In-vitro Replication Competence of Three Modified-live Canine Distemper Vaccines
DOI:
https://doi.org/10.56771/jsmcah.v2.52Abstract
Over the past several years, there have been a number of severe canine distemper virus (CDV) outbreaks in shelters involving adult dogs that were considered fully vaccinated with modified live vaccine prior to exposure. Shelters vaccinating large numbers of animals during admission or high-volume public vaccine clinics may reconstitute modified live vaccines (MLV) hours ahead of use and store them under non-ideal cold chain conditions. There is little guidance regarding the durability of MLV potency, and viral components may degrade under storage conditions (both pre- and post-reconstitution) employed by shelters in the name of efficiency. This study aimed to generate a model for examining the effect of vaccine husbandry on the in-vitro replication competence of MLV CDV.
Shelters were surveyed to determine the most common vaccine brands and the maximum duration between reconstitution and use of CDV MLV to guide the time/temperature conditions in our in vitro study. CDV-susceptible Madin-Darby canine kidney (MDCK) cells were grown in Dulbecco’s modified Eagle’s medium containing fetal bovine serum, penicillin/streptomycin, and l-glutamine, seeded into a 96-well plate, and inoculated with CDV MLV. There were 3 replicates per time/temperature condition. Viral replication was allowed to proceed for 72 hours. Fluorescently labeled anti-CDV antibodies were used to identify cells infected with vaccine-derived CDV via flow cytometry. A Kruskal-Wallis test was used to test differences in medians between the groups.
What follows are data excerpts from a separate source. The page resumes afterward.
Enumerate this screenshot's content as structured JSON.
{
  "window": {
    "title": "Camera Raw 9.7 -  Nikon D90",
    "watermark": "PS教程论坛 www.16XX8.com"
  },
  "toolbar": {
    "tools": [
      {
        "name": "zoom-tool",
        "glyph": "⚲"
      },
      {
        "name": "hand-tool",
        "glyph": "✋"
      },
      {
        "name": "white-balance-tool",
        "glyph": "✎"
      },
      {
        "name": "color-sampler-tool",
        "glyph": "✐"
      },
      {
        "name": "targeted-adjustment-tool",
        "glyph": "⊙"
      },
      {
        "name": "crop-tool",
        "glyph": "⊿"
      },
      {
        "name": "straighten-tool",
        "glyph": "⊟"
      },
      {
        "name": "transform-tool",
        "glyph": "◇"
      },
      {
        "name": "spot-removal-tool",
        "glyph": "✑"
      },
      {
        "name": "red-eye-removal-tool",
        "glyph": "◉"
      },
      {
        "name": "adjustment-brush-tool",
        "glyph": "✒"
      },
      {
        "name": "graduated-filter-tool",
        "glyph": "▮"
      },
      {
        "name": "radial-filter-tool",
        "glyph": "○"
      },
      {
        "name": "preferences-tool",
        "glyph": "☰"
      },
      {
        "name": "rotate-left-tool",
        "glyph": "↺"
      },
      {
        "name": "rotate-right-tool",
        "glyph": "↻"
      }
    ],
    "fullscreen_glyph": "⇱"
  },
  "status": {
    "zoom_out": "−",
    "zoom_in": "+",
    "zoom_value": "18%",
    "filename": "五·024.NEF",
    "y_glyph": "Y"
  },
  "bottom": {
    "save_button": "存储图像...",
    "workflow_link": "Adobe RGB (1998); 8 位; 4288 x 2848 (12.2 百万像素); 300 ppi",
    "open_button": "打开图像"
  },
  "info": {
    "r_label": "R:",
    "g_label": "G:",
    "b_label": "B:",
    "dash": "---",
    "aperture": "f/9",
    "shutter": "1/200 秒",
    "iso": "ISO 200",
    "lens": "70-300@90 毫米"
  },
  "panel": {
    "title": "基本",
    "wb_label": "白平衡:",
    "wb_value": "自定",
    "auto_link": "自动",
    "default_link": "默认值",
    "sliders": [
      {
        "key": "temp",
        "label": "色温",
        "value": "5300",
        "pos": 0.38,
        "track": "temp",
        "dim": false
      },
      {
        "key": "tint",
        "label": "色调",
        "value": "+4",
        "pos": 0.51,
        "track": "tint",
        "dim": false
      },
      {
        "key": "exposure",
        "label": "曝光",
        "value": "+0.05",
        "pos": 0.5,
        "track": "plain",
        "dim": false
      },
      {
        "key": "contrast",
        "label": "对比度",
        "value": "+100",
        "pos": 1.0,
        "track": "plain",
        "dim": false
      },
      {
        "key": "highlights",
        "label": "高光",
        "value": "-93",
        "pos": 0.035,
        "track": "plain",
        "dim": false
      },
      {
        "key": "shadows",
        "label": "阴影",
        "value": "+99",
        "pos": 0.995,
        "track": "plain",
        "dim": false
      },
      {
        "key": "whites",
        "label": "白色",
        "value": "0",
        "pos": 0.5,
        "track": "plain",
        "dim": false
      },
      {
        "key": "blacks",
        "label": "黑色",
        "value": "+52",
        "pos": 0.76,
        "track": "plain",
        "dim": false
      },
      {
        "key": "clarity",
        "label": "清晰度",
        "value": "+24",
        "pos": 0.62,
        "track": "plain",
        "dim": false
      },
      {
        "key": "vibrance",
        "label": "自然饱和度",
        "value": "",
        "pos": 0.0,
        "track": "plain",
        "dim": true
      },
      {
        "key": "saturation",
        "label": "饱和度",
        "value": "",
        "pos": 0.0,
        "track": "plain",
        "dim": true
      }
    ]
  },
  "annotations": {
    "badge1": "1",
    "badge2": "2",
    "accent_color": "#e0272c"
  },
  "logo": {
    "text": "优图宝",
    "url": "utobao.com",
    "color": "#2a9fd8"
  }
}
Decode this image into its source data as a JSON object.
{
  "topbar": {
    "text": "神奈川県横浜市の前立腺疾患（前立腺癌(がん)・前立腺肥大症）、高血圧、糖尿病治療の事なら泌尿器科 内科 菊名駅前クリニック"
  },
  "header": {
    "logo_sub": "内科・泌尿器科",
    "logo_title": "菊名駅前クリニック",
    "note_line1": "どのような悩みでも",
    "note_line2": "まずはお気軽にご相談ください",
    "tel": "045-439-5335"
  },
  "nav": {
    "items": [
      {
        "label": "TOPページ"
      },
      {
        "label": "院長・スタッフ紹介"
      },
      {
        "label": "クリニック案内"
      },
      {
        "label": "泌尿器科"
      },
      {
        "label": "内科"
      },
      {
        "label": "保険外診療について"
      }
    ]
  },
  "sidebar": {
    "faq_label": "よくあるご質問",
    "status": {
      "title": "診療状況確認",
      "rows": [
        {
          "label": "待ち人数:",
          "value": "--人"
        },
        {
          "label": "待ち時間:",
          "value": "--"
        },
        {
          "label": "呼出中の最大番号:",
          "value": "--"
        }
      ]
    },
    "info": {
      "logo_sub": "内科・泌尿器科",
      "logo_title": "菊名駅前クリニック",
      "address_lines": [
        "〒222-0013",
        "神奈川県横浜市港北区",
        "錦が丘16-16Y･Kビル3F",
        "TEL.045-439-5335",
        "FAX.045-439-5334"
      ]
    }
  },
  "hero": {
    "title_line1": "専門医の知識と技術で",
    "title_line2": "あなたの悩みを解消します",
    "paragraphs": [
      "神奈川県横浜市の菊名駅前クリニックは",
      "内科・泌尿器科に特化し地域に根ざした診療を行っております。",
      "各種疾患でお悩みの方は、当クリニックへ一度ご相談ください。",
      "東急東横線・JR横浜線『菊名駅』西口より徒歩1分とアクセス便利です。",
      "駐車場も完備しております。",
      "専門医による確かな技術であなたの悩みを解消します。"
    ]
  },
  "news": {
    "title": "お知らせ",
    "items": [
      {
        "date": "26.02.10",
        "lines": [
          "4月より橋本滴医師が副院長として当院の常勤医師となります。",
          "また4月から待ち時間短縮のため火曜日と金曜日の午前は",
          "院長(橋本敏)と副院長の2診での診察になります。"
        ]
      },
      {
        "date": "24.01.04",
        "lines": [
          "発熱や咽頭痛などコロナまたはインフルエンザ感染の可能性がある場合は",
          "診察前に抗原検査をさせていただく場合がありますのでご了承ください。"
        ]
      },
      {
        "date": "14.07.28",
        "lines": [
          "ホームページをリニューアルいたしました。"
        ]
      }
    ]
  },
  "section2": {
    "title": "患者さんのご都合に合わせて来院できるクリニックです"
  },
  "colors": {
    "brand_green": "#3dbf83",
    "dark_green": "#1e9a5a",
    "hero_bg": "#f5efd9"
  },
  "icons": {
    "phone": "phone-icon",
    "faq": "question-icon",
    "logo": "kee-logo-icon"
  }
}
Three quadrivalent CDV vaccine brands were assessed in our model system to examine virus replication competency in vitro. Two commercial vaccines, including the most reported brand in our survey, did not produce infection beyond baseline uninoculated controls, while a third showed robust infect rates. This brand was used for subsequent trials of different storage conditions. Immediate reconstitution infected a median of 14% (IQR 10, 18) of cells. In comparison, 10 min at room temperature (RT) pre-reconstitution (PreR), 10 min at RT post-reconstitution (PostR), 10 min at 4 °C PostR, 60 min at RT PreR, 60 min at RT PostR, and 60 min at °4C PostR infected a median of 15% (IQR 10,20), 14% (IQR 8,23) 14% (11, 24), 11% (8, 21), 13% (9, 26), and 10% (7, 20), respectively. Similarly, 120 min at RT PreR, 120 min at RT PostR, 120 min at 4 °C PostR, 120 min RT PreR followed by 60 min 4 °C, and 1440 min at RT PreR followed by 1440 min at RT PostR infected a median of 9% (8, 17), 10% (8, 20), (9% (8, 22), 8% (9, 22), and 9% (10, 23) of cells, respectively. There was no difference between conditions.
Our in-vitro model demonstrated no significant difference in median cell infection rates between time/temperature conditions up to an extreme of 24 hours pre-reconstitution/24 hours post-reconstitution at room temperature.